The 2021 Mets are far from a perfect ballclub — in just half a season the team has displayed its lack of pitching depth, the potential for bullpen implosions, and most of all a lackluster offense. Steve Cohen and the Mets’ front office have their work cut out for them as the team will likely need upgrades in every area if they want to compete with the likes of the Dodgers and Padres come October.
One of the single weakest areas of this offense has been facing lefties. Specifically, left-handed starting pitchers who have held the Mets offense to a .614 OPS, compared to their .729 OPS versus righty starters. Most recently Wade Miley held the team to two runs over 6.1 IP.
This is in no small part due to the fact that guys like Kevin Pillar and Jose Peraza, who are meant to platoon against lefties, have actually been significantly worse against them this year. Hopefully the return of J.D. Davis can be a step in the right direction, but the Mets should take a serious look at some lefty-mashing hitters before July 31.
Here’s the problem: there aren’t many cheap, rental-type options for the Mets in this department. Someone like Michael A. Taylor might be a good fit on the surface, but he too has struggled mightily against LHP this season. On the other hand, if the front office can be pushed to make a swing-for-the-fences trade, there are huge upgrades to be made.
Bryant just seems like he fits the Mets in every way. Not the least of which is that he is currently crushing lefties to the tune of a 1.102 OPS. Bryant and the Mets have been linked in rumors since the winter, and with the Cubs firmly out of the playoff race, he seems like a lock to be traded.
Despite his pedigree, Bryant is also a free agent at the end of the season, meaning he should be obtainable without the Mets putting a significant dent in their farm system. On top of this, Bryant’s disputes with the Cubs front office means he will likely be looking to sign elsewhere this offseason, and the team that acquires him this July would likely be a frontrunner.
Not to mention the fact that Bryant is a solid defender, and is versatile enough to play both corner infield positions and both corner outfield positions. He could become a consistent presence at third base, while also moving to LF against lefties when Davis slots in at 3B.

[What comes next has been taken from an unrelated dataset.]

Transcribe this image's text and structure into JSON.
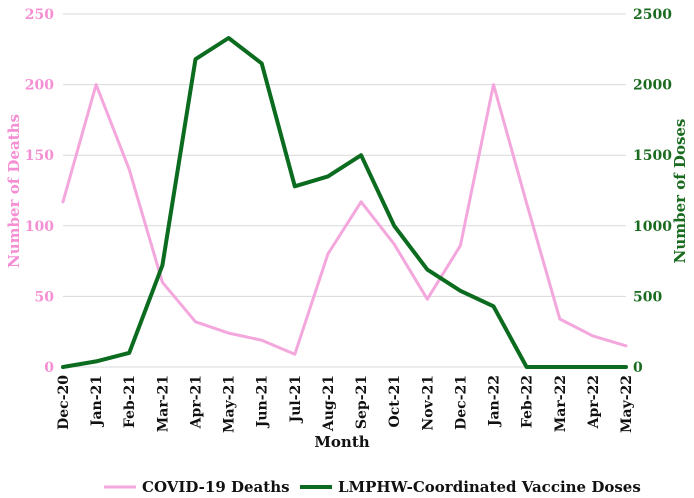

It’s worth noting that the Mets acquiring Kris Bryant isn’t a huge stretch of the imagination like trading for Max Scherzer. All indications are that Bryant will be traded, it’s just a matter of the Mets putting up the best offer. Also, just think about the lineups the Mets could put together if they can make a deal with the Cubs.
Truly, the Mets don’t have many options that are even in the same ballpark as Bryant. The fact is, the Mets don’t have many positions where they have room to upgrade. Most available righty hitters either wouldn’t be a significant upgrade over Pillar or wouldn’t be worth the cost considering the Mets already have three talented outfielders. The Mets are also locked in at 1B and 2B and have solid bench pieces in Luis Guillorme and Jonathan Villar.
That leaves 3B, where Bryant is clearly the best option of a group that also includes Josh Donaldson and few others. That leaves SS, where the Mets were booked up until Francisco Lindor suffered an oblique injury. The trade market here is stacked though, headlined by Trevor Story and Javier Baez, two slick-fielding power hitters. Again, however, even if the Mets wanted to try one of these guys out of position, they don’t have a spot with the team long-term like Bryant does.